`2.5 cm^(3)` of `0.2 M H_(2)SO_(4)` solution is diluted to 0.5 `dm^(3)` . Find normality of the diluted solution .

To solve the problem of finding the normality of the diluted solution, we can follow these steps: ### Step 1: Identify and Convert Initial Volumes and Molarity Given: - Initial volume, \( V_1 = 2.5 \, \text{cm}^3 \) - Initial molarity, \( M_1 = 0.2 \, \text{M} \) - Final volume, \( V_2 = 0.5 \, \text{dm}^3 \) First, convert the initial volume from cm³ to dm³: \[ V_1 = 2.5 \, \text{cm}^3 = 2.5 \times 10^{-3} \, \text{dm}^3 \] ### Step 2: Calculate Initial Normality For sulfuric acid (\( \text{H}_2\text{SO}_4 \)), the equivalent factor (n-factor) is 2 because it can donate 2 protons (\( \text{H}^+ \)).
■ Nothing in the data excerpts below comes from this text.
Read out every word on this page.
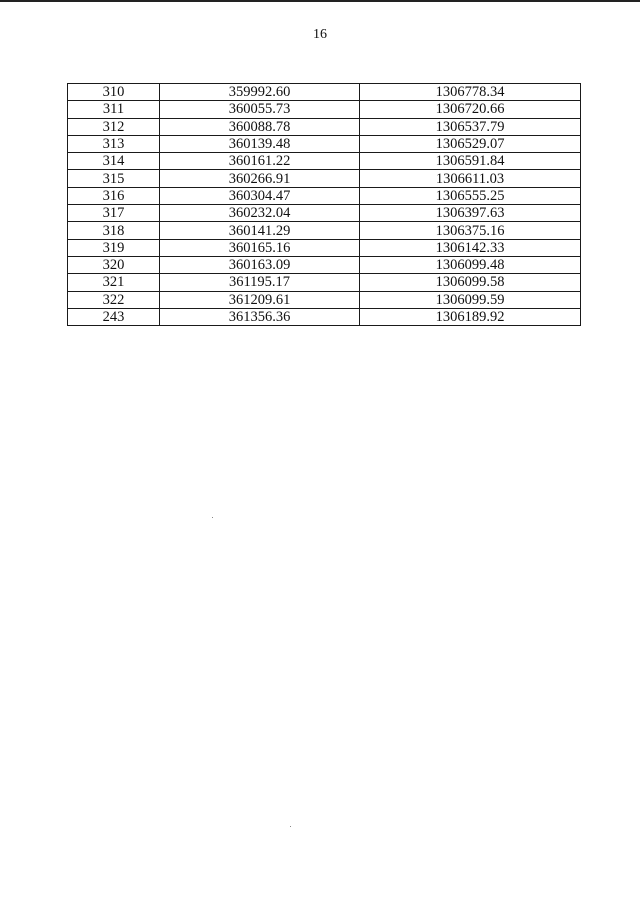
16
310	359992.60	1306778.34
311	360055.73	1306720.66
312	360088.78	1306537.79
313	360139.48	1306529.07
314	360161.22	1306591.84
315	360266.91	1306611.03
316	360304.47	1306555.25
317	360232.04	1306397.63
318	360141.29	1306375.16
319	360165.16	1306142.33
320	360163.09	1306099.48
321	361195.17	1306099.58
322	361209.61	1306099.59
243	361356.36	1306189.92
Normality (\( N \)) is given by: \[ N = M \times \text{n-factor} \] So, the initial normality (\( N_1 \)) is: \[ N_1 = 0.2 \, \text{M} \times 2 = 0.4 \, \text{N} \] ### Step 3: Apply Dilution Formula The relationship between the initial and final states of a solution during dilution is given by: \[ N_1 V_1 = N_2 V_2 \] Substitute the known values: \[ 0.4 \, \text{N} \times 2.5 \times 10^{-3} \, \text{dm}^3 = N_2 \times 0.5 \, \text{dm}^3 \] ### Step 4: Solve for Final Normality (\( N_2 \)) \[ N_2 = \frac{0.4 \times 2.5 \times 10^{-3}}{0.5} \] \[ N_2 = \frac{1.0 \times 10^{-3}}{0.5} \] \[ N_2 = 2.0 \times 10^{-3} \, \text{N} \] \[ N_2 = 0.002 \, \text{N} \] Thus, the normality of the diluted solution is \( 0.002 \, \text{N} \).